Frequently Asked Questions

How much does Claude Haiku 4.5 cost per million tokens?

Claude Haiku 4.5 pricing varies by provider and usage type (standard vs batch processing). As the lightweight tier in Anthropic's model family, it's positioned as the most cost-effective option. Check the pricing table above for current rates across all available providers.

What is Claude Haiku 4.5 best used for?

Claude Haiku 4.5 excels in high-volume, latency-sensitive applications like customer support automation, content moderation, and real-time chat systems. Its vision capabilities make it suitable for document processing and image analysis workflows, while tool calling enables simple automation tasks. It's the optimal choice when you need good performance at scale rather than maximum reasoning capability.
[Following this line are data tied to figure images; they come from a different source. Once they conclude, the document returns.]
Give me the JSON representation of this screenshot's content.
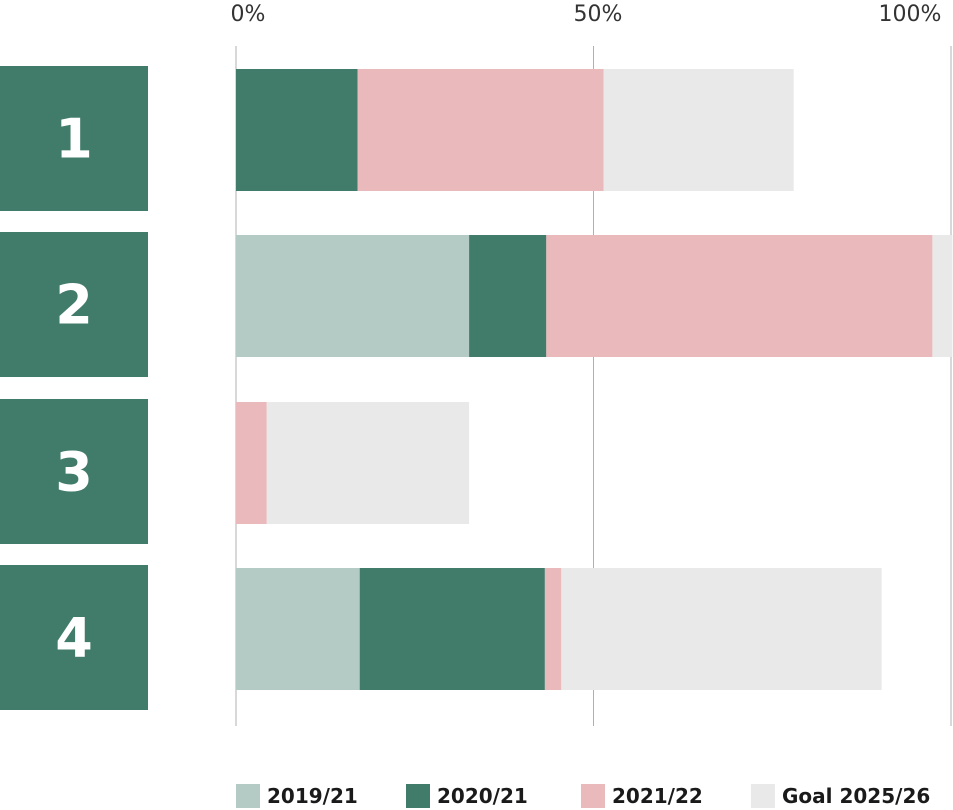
{
  "chart_data": {
    "type": "bar",
    "orientation": "horizontal",
    "stacked": true,
    "categories": [
      "1",
      "2",
      "3",
      "4"
    ],
    "x_ticks": [
      "0%",
      "50%",
      "100%"
    ],
    "xlim": [
      0,
      100
    ],
    "grid": true,
    "legend_position": "bottom",
    "series": [
      {
        "name": "2019/21",
        "color": "#b4cbc5",
        "values": [
          0,
          32.6,
          0,
          17.3
        ]
      },
      {
        "name": "2020/21",
        "color": "#417b6a",
        "values": [
          17.0,
          10.8,
          0,
          25.9
        ]
      },
      {
        "name": "2021/22",
        "color": "#e9b9bb",
        "values": [
          34.4,
          54.0,
          4.3,
          2.3
        ]
      },
      {
        "name": "Goal 2025/26",
        "color": "#e8e9e8",
        "values": [
          26.6,
          2.8,
          28.3,
          44.8
        ]
      }
    ],
    "category_box_color": "#417b6a",
    "gridline_color": "#b0b0b0"
  }
}
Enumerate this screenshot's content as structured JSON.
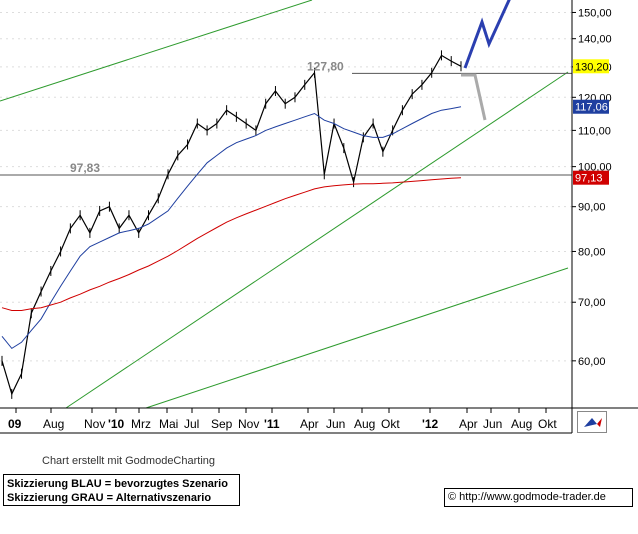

How does Claude Haiku 4.5 compare to other models in the Claude family?

Haiku 4.5 is the fastest and most cost-effective model in the Claude family, trading some reasoning capability for superior speed and efficiency. Unlike earlier Haiku versions, it includes vision input support and maintains the 200K context window found in higher tiers. It's less capable than Sonnet for complex analysis or Opus for advanced reasoning, but delivers much faster response times for straightforward tasks.